The Senate chairman of the Joint Committee on Public Retirement and Social Security Programs, Sen. Johnny Key, R-Mountain Home, noted that the Legislature recessed for four days over a recent weekend.
A bill to thwart part of the federal health-care law is scheduled to be heard today at 10 a.m. in the House Public Health, Welfare and Labor Committee in Room 130 in the state Capitol. It is aimed at blocking the federal provision that mandates that people buy private health insurance.
House Bill 1053 by Rep. David Meeks, R-Conway, states “A law or rule shall not compel, directly or indirectly, an individual, an employer, or a health care provider to participate in any health care system” such as the federal Patient Protection and Affordable Care Act of 2010.
Although federal law overrides state law, lawmakers in 40 states proposed more than 115 bills or resolutions to limit or restrict the federal healthcare law in 2010, according to the National Conference of State Legislatures. Five states amended state laws to oppose the federal health-care law in 2010.
Legislators in 29 states failed to pass or rejected proposed legislation or resolutions against the health-care law.
“We need to show that we are united as individual states against this thing so we’re joining with our fellow states to show that Arkansas is with them in pushing against this thing that the federal government is trying to do to the people,” Meeks said.
Article 6 of the U.S. Constitution contains what is known as the Supremacy Clause, and it states that federal law “shall be the supreme law of the land; and the judges in every state shall be bound thereby, anything in the constitution or laws of any state to the contrary notwithstanding.”
Also, Senate President Pro Tempore Paul Bookout, D-Jonesboro, said Monday that he has appointed Key as co-chairman of the Legislature’s 12-member lottery oversight committee. Key has been a critic of the lottery at times.
Bookout also reappointed Sen.
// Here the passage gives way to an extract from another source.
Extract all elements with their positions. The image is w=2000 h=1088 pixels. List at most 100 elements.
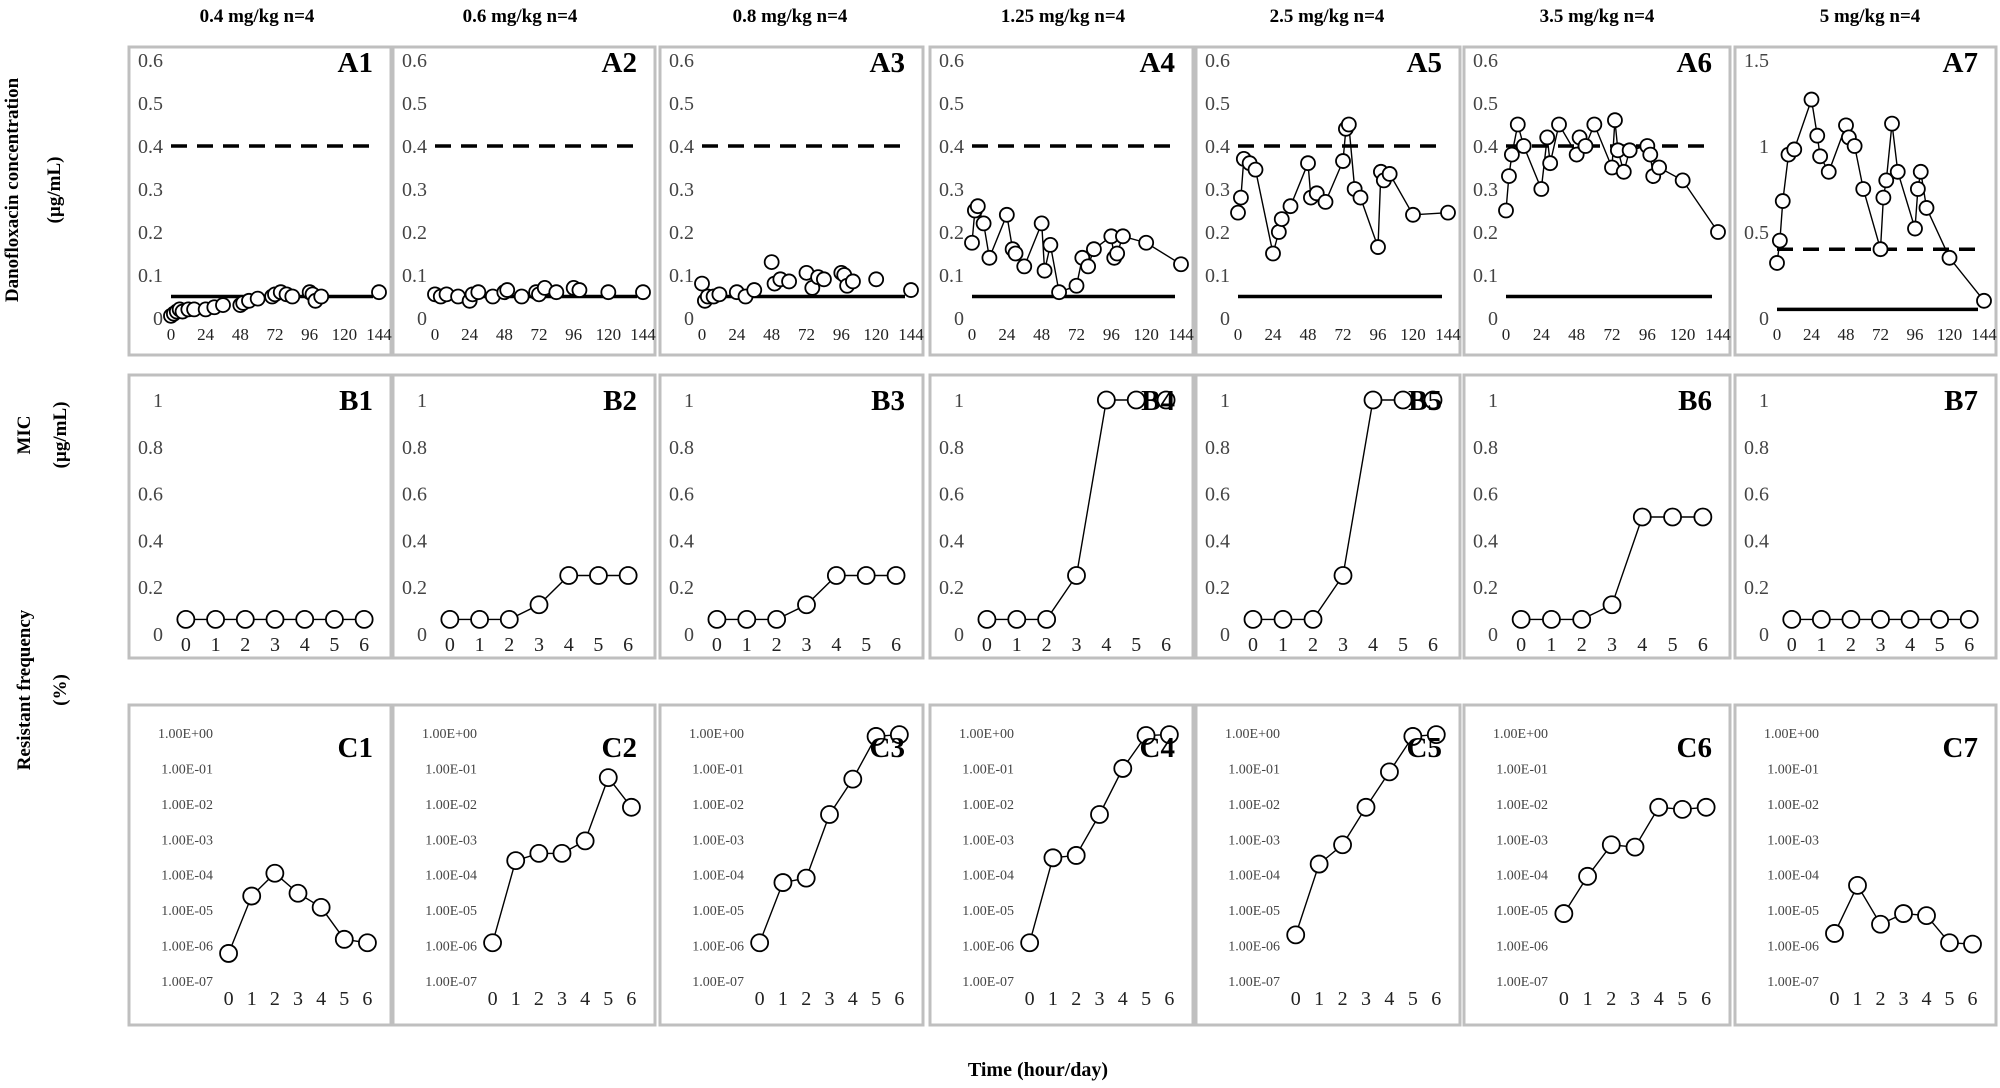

David Johnson, D-Little Rock, and Sens. Robert Thompson, D-Paragould, and Salmon and added Sens. David Wyatt, D-Batesville, and Jonathan Dismang, R-Beebe, to the committee.
House Speaker Robert S. Moore Jr. said he appointed state Rep. Mark Perry, D-Jacksonville, as the committee’s co-chairman and reappointed Rep. Barry Hyde, D-North Little Rock, and Rep. Darrin Williams, D-Little Rock. He also appointed state Reps. Mary Lou Slinkard, R-Gravette; Bobby Pierce, D-Sheridan; and Matthew Shepherd, R-El Dorado.